He just kept on crying.

Fine.

Ugh.

With plaintive resignation, I grabbed my water bottle and shuffled into Henry’s room to calm him down. He practically leapt into my arms and held on so tight – I was reminded of primate babies clinging to their mothers at the zoo. He wrapped his long limbs around my waist and neck, buried his wet face into my shoulder, and immediately quieted down. I sat in the chair with him, and as I rocked I couldn’t help but think about how long this might last. Not tonight. Obviously tonight will never end and I’ll die in this chair a beleaguered old woman still rocking an awake child. But this time – this part of my son’s life where he needs me to hold him and he loves to sit in my lap and nuzzle me and give me kisses and use my breasts for pillows as he is calmed by the beating of my heart. This time when I can smooch the top of his head and sing him soft soothing melodies that my mother sang over me. I look to my own mother and her own son and I know that this time is fleeting.

Let me tell you: if I walked in on my brother snuggling my mom while she sang and played with his hair and his head was on her chest, I would probably be a little shocked. It’s not going to happen, right? But I bet my mom just might long for the days when he would. I bet the decades between then and now have gone by in a flash, and now she wonders where that little blonde boy went.

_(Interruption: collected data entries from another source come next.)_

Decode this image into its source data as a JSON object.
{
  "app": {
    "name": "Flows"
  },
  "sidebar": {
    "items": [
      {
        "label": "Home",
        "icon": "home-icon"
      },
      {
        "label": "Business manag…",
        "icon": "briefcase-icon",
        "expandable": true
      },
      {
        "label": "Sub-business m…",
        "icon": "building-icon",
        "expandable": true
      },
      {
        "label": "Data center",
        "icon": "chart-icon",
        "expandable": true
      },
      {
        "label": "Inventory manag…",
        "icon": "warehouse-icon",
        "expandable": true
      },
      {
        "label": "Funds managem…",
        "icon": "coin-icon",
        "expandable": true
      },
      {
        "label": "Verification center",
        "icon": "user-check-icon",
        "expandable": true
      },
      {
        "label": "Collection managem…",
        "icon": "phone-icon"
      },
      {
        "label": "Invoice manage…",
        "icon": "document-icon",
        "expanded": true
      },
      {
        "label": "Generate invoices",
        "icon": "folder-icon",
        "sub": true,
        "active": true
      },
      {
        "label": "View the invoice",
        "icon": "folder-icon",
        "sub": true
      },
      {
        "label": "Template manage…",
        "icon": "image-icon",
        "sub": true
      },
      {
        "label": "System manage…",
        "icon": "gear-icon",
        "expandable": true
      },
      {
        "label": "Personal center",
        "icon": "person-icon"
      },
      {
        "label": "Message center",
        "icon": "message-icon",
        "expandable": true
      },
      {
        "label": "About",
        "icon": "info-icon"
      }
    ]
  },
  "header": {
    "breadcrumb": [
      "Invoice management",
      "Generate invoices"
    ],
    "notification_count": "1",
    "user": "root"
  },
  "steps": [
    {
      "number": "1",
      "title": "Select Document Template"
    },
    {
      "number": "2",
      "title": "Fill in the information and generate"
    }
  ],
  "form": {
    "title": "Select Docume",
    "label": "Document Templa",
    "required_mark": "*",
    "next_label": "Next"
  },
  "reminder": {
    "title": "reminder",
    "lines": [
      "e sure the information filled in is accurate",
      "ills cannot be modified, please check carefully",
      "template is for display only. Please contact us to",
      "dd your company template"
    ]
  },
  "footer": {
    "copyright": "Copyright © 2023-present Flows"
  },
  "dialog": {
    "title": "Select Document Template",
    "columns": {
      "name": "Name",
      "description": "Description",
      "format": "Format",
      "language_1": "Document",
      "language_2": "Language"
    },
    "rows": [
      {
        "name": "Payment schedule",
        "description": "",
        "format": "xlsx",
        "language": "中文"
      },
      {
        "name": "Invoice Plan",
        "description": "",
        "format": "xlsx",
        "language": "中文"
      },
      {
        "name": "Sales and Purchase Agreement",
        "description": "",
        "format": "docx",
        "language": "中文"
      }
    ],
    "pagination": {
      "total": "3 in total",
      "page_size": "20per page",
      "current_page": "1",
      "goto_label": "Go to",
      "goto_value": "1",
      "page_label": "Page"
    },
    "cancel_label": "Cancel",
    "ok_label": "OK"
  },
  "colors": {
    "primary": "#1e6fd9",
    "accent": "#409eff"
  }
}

So tonight I’m rocking and snuggling with a little less resentment towards the gorgeous child who isn’t letting me sleep. I’m trying to soak it in. To carpe the diem and all that. I want to remember the smell of his hair. I want to memorize the feel of his soft hands and warm cheeks. I want to always remember the way it feels to have a contented child resting on me. I bet in thirty years he won’t let me rock him anymore. I need to soak it in while I can.